More than 37% of all U.S. children experience a child protective services investigation by age 18, according to a study published in the American Journal of Public Health. Most of those investigations involve allegations of neglect, but that definition varies from state to state.
Now, lawmakers in red and blue states are passing legislation to make it clear what is and isn’t considered neglect.
In June, Connecticut Gov. Ned Lamont signed legislation giving parents a greater role in determining when their children can be unsupervised. It received unanimous support.
“The helicopter parent has turned into the snowplow parent,” said Republican State Rep.

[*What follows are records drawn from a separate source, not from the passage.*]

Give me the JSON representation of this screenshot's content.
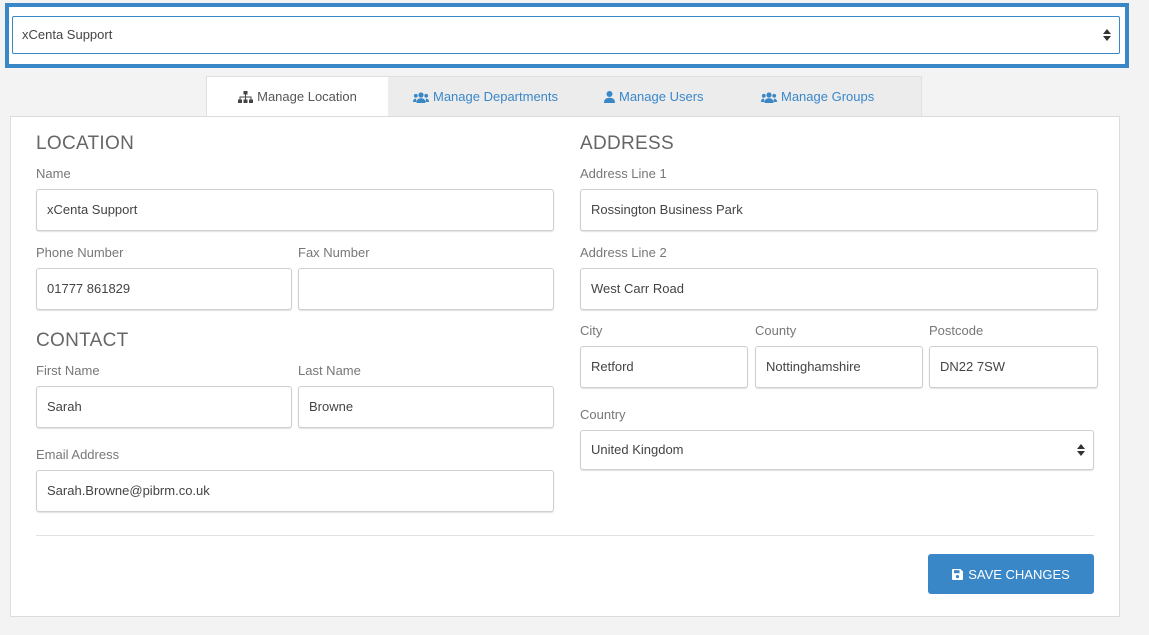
{
  "location_selector": {
    "value": "xCenta Support"
  },
  "tabs": [
    {
      "label": "Manage Location",
      "icon": "sitemap-icon",
      "active": true
    },
    {
      "label": "Manage Departments",
      "icon": "users-icon",
      "active": false
    },
    {
      "label": "Manage Users",
      "icon": "user-icon",
      "active": false
    },
    {
      "label": "Manage Groups",
      "icon": "users-icon",
      "active": false
    }
  ],
  "location": {
    "title": "LOCATION",
    "name_label": "Name",
    "name_value": "xCenta Support",
    "phone_label": "Phone Number",
    "phone_value": "01777 861829",
    "fax_label": "Fax Number",
    "fax_value": ""
  },
  "contact": {
    "title": "CONTACT",
    "first_name_label": "First Name",
    "first_name_value": "Sarah",
    "last_name_label": "Last Name",
    "last_name_value": "Browne",
    "email_label": "Email Address",
    "email_value": "Sarah.Browne@pibrm.co.uk"
  },
  "address": {
    "title": "ADDRESS",
    "line1_label": "Address Line 1",
    "line1_value": "Rossington Business Park",
    "line2_label": "Address Line 2",
    "line2_value": "West Carr Road",
    "city_label": "City",
    "city_value": "Retford",
    "county_label": "County",
    "county_value": "Nottinghamshire",
    "postcode_label": "Postcode",
    "postcode_value": "DN22 7SW",
    "country_label": "Country",
    "country_value": "United Kingdom"
  },
  "save_button": {
    "label": "SAVE CHANGES",
    "icon": "floppy-disk-icon"
  },
  "colors": {
    "accent": "#3a87c8",
    "page_bg": "#f3f3f3"
  }
}
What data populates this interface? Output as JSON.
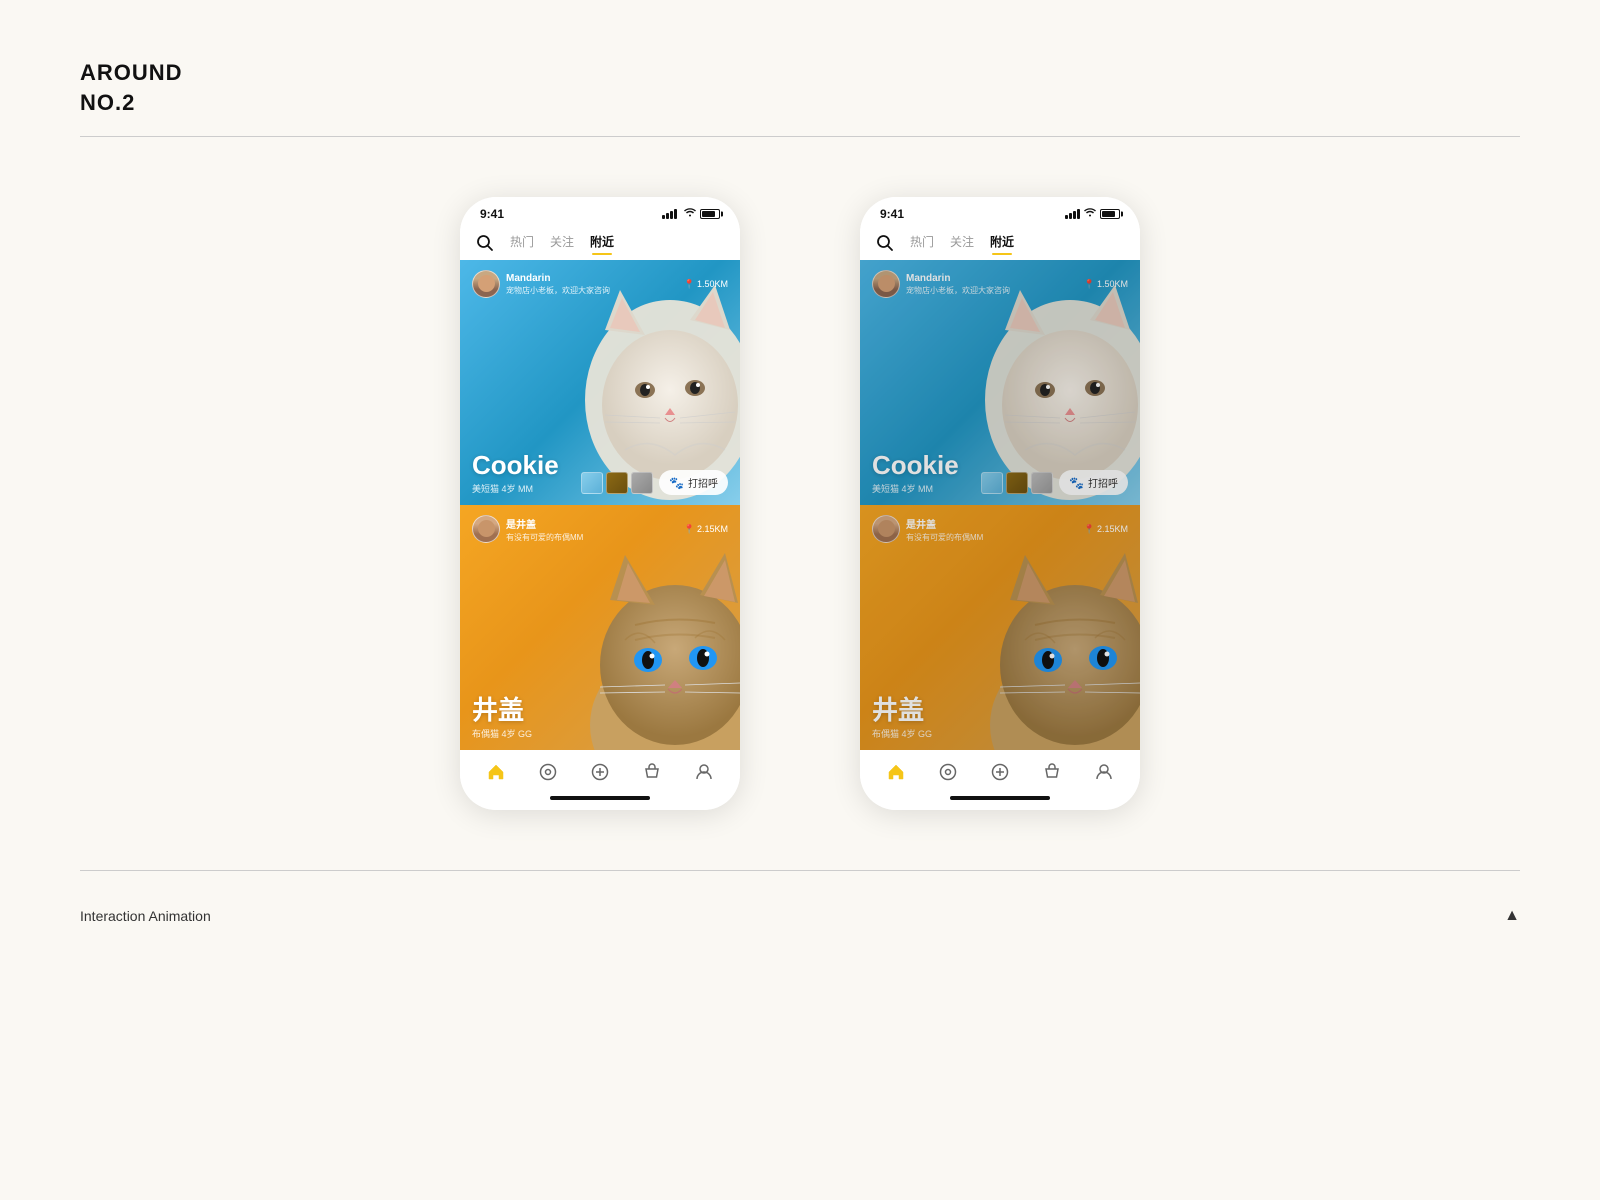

Tom O’Dea, who spearheaded the legislation. “Kids are not having time to just be kids with other kids.”
O’Dea hopes the law will encourage parents to give their kids more independence so they can develop important life skills.
Earlier this year, lawmakers in Virginia unanimously approved a similar plan to protect children’s right to engage in age-appropriate, independent activities like walking to school alone.
Democratic Sen. Jennifer Boysko, the chief co-patron of the legislation, said it was a necessary, “common sense,” change.
“I think everybody realizes together that children are best when they are given a little bit of responsibility and agency,” she said.
In order to solve the problem, organizations like Let Grow are trying to give children, and parents, the tools they need to thrive.
“We keep wondering: Why are kids so anxious? Why are they bad at problem-solving? Why are they so passive in class? Well, it’s because there’s always been an adult there,” Skenazy said.